Her module has led to producing excellent results in terms of student outcomes.
“Preschool students learn the meaning of hard work and discipline through watching others. For most of the year, my students join competitions in English and often manage to finish first place.
“I make sure all 25 students are involved in English presentations like action choral speaking, rhyme reciting, action song and drama. This is to help develop confidence, at the same time giving them a chance to show their talent.
“My students are enthusiastic and possess positive energy which I think is the very foundation and reason of their success.
“They have also received the honour of setting the benchmark to other preschools. Teachers and students from all over Malaysia visit our classroom to observe and learn from our teaching processes and the various interactive activities that I carry out with my students.
“These events are usually carried out in order to instil awareness in teachers and students, especially those in rural areas.
“My principle is that ‘every child must be given opportunity and that no child should be left to chance’,” she added.
According to English Language course provider, Cambridge English For Life chief executive officer Dr Elsie Chin, the practical ideas for parents to cultivate the love of learning in children are varied.
“For example, if you observe babies and preschoolers, you will notice they are curious about the world around them. They are eager to learn everything.
“As they grow, they develop their own particular learning styles whether it is visual, auditory, tactile or kinaesthetic.
“So as your children grow, embrace the way they learn best and set up learning environments best suited to their particular learning styles,” she said.
Chin said parents should remain excited about learning themselves such as having a home environment conducive to learning with books, puzzles, educational toys that sends the message to their children that learning is important.

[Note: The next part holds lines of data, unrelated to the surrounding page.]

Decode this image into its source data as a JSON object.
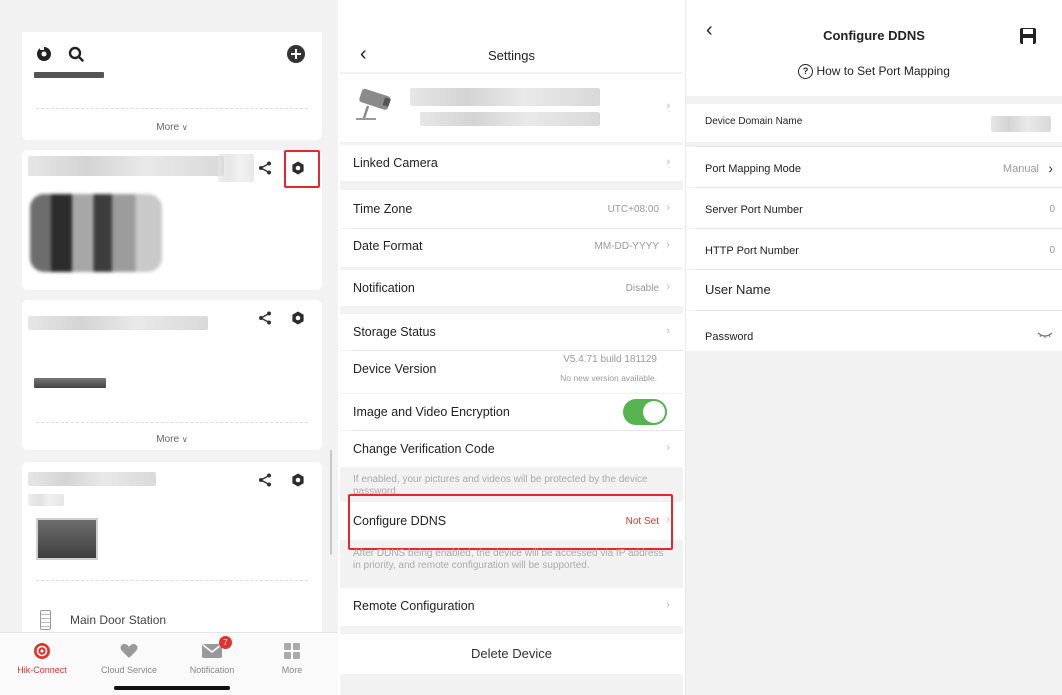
{
  "device_list": {
    "cards": [
      {
        "more_label": "More"
      },
      {},
      {
        "more_label": "More"
      },
      {
        "station_label": "Main Door Station"
      }
    ],
    "tabs": [
      {
        "label": "Hik-Connect",
        "icon": "hik-connect-icon",
        "active": true
      },
      {
        "label": "Cloud Service",
        "icon": "heart-icon",
        "active": false
      },
      {
        "label": "Notification",
        "icon": "envelope-icon",
        "active": false,
        "badge": "7"
      },
      {
        "label": "More",
        "icon": "grid-icon",
        "active": false
      }
    ]
  },
  "settings": {
    "title": "Settings",
    "rows": {
      "linked_camera": "Linked Camera",
      "time_zone": {
        "label": "Time Zone",
        "value": "UTC+08:00"
      },
      "date_format": {
        "label": "Date Format",
        "value": "MM-DD-YYYY"
      },
      "notification": {
        "label": "Notification",
        "value": "Disable"
      },
      "storage_status": "Storage Status",
      "device_version": {
        "label": "Device Version",
        "value": "V5.4.71 build 181129",
        "sub": "No new version available."
      },
      "encryption": {
        "label": "Image and Video Encryption",
        "enabled": true
      },
      "verification_code": "Change Verification Code",
      "encryption_note": "If enabled, your pictures and videos will be protected by the device password.",
      "ddns": {
        "label": "Configure DDNS",
        "value": "Not Set"
      },
      "ddns_note": "After DDNS being enabled, the device will be accessed via IP address in priority, and remote configuration will be supported.",
      "remote_configuration": "Remote Configuration",
      "delete_device": "Delete Device"
    }
  },
  "ddns": {
    "title": "Configure DDNS",
    "help_link": "How to Set Port Mapping",
    "rows": {
      "domain_name": {
        "label": "Device Domain Name"
      },
      "port_mapping_mode": {
        "label": "Port Mapping Mode",
        "value": "Manual"
      },
      "server_port": {
        "label": "Server Port Number",
        "value": "0"
      },
      "http_port": {
        "label": "HTTP Port Number",
        "value": "0"
      },
      "user_name": {
        "label": "User Name"
      },
      "password": {
        "label": "Password"
      }
    }
  },
  "colors": {
    "accent_red": "#e2322d",
    "toggle_green": "#56b44f",
    "highlight_red": "#e8272a"
  }
}
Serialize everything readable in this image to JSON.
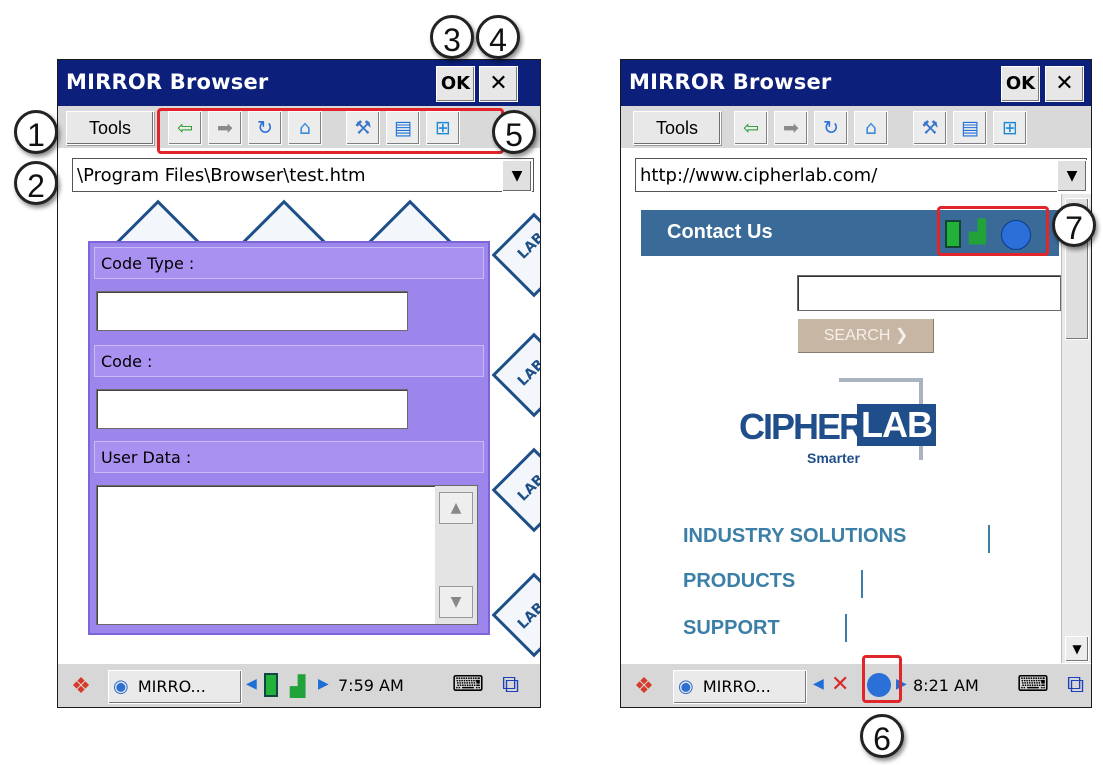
{
  "left_screen": {
    "window_title": "MIRROR Browser",
    "ok_label": "OK",
    "close_label": "✕",
    "tools_label": "Tools",
    "address_value": "\\Program Files\\Browser\\test.htm",
    "form": {
      "code_type_label": "Code Type :",
      "code_label": "Code :",
      "user_data_label": "User Data :"
    },
    "watermark_text": "LAB",
    "taskbar": {
      "app_label": "MIRRO...",
      "time": "7:59 AM"
    }
  },
  "right_screen": {
    "window_title": "MIRROR Browser",
    "ok_label": "OK",
    "close_label": "✕",
    "tools_label": "Tools",
    "address_value": "http://www.cipherlab.com/",
    "contact_label": "Contact Us",
    "search_button_label": "SEARCH",
    "logo_cipher": "CIPHER",
    "logo_lab": "LAB",
    "logo_tagline": "Smarter",
    "nav_links": [
      "INDUSTRY SOLUTIONS",
      "PRODUCTS",
      "SUPPORT"
    ],
    "taskbar": {
      "app_label": "MIRRO...",
      "time": "8:21 AM"
    }
  },
  "callouts": [
    "1",
    "2",
    "3",
    "4",
    "5",
    "6",
    "7"
  ],
  "icons": {
    "back": "back-arrow-icon",
    "forward": "forward-arrow-icon",
    "refresh": "refresh-icon",
    "home": "home-icon",
    "settings": "tools-settings-icon",
    "keyboard": "keyboard-icon",
    "fullscreen": "fullscreen-icon",
    "battery": "battery-icon",
    "signal": "signal-icon",
    "globe": "globe-icon",
    "start": "windows-start-icon"
  },
  "colors": {
    "title_bar": "#0b1f7b",
    "form_purple": "#9c86ec",
    "contact_bar": "#3a6b98",
    "link_blue": "#3b7fa6",
    "callout_red": "#e0262a"
  }
}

“Include your children in daily activities. Doing things together with them will teach them invaluable life skills. Let your children go grocery shopping and cook with you, check the car engine with you to understand how it works, help in the garden, fold clothes and play a role in other household chores.
“In helping with daily activities, they may discover new interests, and you will be better able to hone their interests along the way.
“Additionally, as you talk with your children during these activities, you will develop the language area of their brain, which influences all aspects of their learning,” said Chin.
Chin said there’s plenty of room for improvement in order to increase the level of English proficiency among school students in Malaysia.
“There’s also a segment in all three settings (primary, secondary and university) that require immediate intervention in the acquisition of English but where and when do we start to do this?
“Once we have decided on the move, we can’t be flippant about the initiative and institute and ‘Engxit’ before it even has a chance to take effect,” she added.
Sixty Cambridge English for Life centres across the country already work successfully with children and families for whom English is not dominant language in the home.
“As many as we have children who have been learning English in our centres at a young age as they have parents who have long recognised the merits of a commendable command of the English language, we also have our fair representation of students from linguistically and culturally very diverse backgrounds who could not string a grammatically correct utterance despite having attended public schools for 16 years.
“Providing quality and equal learning opportunities for children and families new to English, or at various stages of proficiency, is not only an uphill task but one that calls for patience, commitment and dedication not just from the teacher but the learner as well as the moral and financial support of the parents,” she said.